Elizabeth McIngvale, director of the McLean OCD Institute in Houston, said she has noticed patients struggling to differentiate reactions, as Carli described. Her response is that whereas guidelines such as hand-washing from the Centers for Disease Control and Prevention are generally easily accomplished, OCD compulsions are usually never satisfied.

 “It’s just a part of my life and how I maintain my progress,” McIngvale said.

However she later found out that she’s getting paranoid over having symptoms of the virus. But she was able to redeem herself through treatment. 

“The pandemic, in general, was a new experience for everybody, but for me, feeling anxiety and feeling uncomfortable wasn’t new,” McIngvale said.

“OCD patients are resilient,” she added. Treatment is based on “leaning into uncertainty and so we’ve also seen patients who are far along in their treatment during this time be able to manage really well and actually teach others how to live with uncertainty and with anxiety.”

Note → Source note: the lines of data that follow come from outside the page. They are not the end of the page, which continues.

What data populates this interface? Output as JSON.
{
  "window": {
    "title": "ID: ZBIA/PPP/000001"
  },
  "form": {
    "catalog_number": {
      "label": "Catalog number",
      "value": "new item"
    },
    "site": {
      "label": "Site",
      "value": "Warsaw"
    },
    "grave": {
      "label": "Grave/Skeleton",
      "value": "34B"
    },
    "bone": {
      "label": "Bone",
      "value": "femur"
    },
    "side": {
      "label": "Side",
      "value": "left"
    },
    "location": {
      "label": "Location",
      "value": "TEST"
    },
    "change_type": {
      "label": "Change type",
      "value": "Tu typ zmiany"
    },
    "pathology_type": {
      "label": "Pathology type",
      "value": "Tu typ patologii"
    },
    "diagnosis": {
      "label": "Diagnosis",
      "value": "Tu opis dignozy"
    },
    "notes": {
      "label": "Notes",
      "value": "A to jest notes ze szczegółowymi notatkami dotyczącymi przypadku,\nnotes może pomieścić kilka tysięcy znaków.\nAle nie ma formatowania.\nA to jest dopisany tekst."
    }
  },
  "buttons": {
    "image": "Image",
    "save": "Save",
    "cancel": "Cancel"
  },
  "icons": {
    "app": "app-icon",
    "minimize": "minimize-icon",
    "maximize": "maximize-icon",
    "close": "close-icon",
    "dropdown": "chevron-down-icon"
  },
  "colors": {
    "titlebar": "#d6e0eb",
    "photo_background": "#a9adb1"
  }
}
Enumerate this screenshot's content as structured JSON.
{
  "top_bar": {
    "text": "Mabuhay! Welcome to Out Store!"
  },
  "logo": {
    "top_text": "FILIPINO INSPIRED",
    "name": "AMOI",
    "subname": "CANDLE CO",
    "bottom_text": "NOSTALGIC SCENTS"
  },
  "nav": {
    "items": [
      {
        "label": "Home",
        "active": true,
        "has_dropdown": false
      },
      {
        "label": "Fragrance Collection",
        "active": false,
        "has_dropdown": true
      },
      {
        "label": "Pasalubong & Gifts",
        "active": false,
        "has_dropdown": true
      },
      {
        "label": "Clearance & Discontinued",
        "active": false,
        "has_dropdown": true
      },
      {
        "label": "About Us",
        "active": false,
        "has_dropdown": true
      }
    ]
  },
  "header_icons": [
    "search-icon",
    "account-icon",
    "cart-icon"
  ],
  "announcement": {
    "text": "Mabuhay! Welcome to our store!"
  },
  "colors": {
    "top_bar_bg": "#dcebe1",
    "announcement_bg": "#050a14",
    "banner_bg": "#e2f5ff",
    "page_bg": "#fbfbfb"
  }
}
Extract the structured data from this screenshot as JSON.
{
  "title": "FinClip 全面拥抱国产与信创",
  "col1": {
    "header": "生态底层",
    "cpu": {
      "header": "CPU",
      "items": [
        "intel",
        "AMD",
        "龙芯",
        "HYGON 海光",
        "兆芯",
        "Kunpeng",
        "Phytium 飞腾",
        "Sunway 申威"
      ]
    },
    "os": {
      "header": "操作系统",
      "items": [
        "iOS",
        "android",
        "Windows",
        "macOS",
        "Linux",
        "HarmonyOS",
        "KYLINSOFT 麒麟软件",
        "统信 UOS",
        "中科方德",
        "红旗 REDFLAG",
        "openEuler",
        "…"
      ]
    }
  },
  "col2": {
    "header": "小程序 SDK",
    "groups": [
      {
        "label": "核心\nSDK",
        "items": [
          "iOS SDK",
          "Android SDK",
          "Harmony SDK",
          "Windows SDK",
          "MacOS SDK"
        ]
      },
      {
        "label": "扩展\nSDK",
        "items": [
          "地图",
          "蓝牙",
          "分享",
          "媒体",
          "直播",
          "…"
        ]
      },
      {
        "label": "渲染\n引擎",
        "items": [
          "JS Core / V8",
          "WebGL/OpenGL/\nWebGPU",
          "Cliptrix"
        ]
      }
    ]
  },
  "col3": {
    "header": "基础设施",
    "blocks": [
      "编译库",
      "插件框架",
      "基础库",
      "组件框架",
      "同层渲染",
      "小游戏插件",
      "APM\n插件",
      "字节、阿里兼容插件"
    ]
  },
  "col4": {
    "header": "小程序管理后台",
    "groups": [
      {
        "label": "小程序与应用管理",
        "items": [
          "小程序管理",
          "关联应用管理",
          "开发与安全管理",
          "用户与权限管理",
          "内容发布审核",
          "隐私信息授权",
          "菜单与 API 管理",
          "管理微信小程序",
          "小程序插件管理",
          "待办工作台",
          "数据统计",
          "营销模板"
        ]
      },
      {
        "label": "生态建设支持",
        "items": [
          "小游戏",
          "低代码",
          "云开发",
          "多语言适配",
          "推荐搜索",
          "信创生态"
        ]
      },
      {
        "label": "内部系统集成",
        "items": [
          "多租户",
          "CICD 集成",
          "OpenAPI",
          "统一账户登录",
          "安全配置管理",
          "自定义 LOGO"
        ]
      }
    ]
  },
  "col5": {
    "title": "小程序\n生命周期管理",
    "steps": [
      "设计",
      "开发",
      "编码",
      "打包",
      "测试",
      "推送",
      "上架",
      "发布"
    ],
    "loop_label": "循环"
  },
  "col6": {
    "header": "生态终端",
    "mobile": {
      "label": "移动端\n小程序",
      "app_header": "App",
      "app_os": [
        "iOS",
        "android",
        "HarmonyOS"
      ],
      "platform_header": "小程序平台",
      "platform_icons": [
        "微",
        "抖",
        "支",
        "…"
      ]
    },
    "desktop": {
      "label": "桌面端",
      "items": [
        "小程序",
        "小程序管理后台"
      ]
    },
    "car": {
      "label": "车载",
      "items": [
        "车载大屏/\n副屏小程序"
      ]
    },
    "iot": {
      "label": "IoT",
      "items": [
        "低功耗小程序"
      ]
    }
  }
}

Wendy Sparrow, 44, an author from Port Orchard, Washington, has OCD, agoraphobia (fear of places or situations that might cause panic) and post-traumatic stress disorder. Sparrow has been in therapy several times but now takes medication and practices mindfulness and meditation.

When the lockdown was imposed, she does not worry too much because she’s used to sanitizing frequently and she doesn’t mind staying home. Instead, she has felt her symptoms worsening as her home no longer felt like a safe space and her fears of fatal contamination heightened.

“The world feels germier than normal and anyone who leaves this house is subjected to a barrage of questions when they return,” Sparrow wrote in an email.

Patrick McGrath, a psychologist and head of clinical services at NOCD, the telehealth platform Carli uses, said he’s found that teletherapy with his patients is also beneficial because it allows him to better understand “how their OCD is interfering in their day-to-day life.”

Trondsen hopes the pandemic will bring increased awareness of OCD and related disorders. Occasionally, he’s felt that his troubles during this pandemic have been dismissed or looped into the general stress everyone is feeling.

“I think that there needs to be a better understanding of how intense this is for people with OCD,” he said.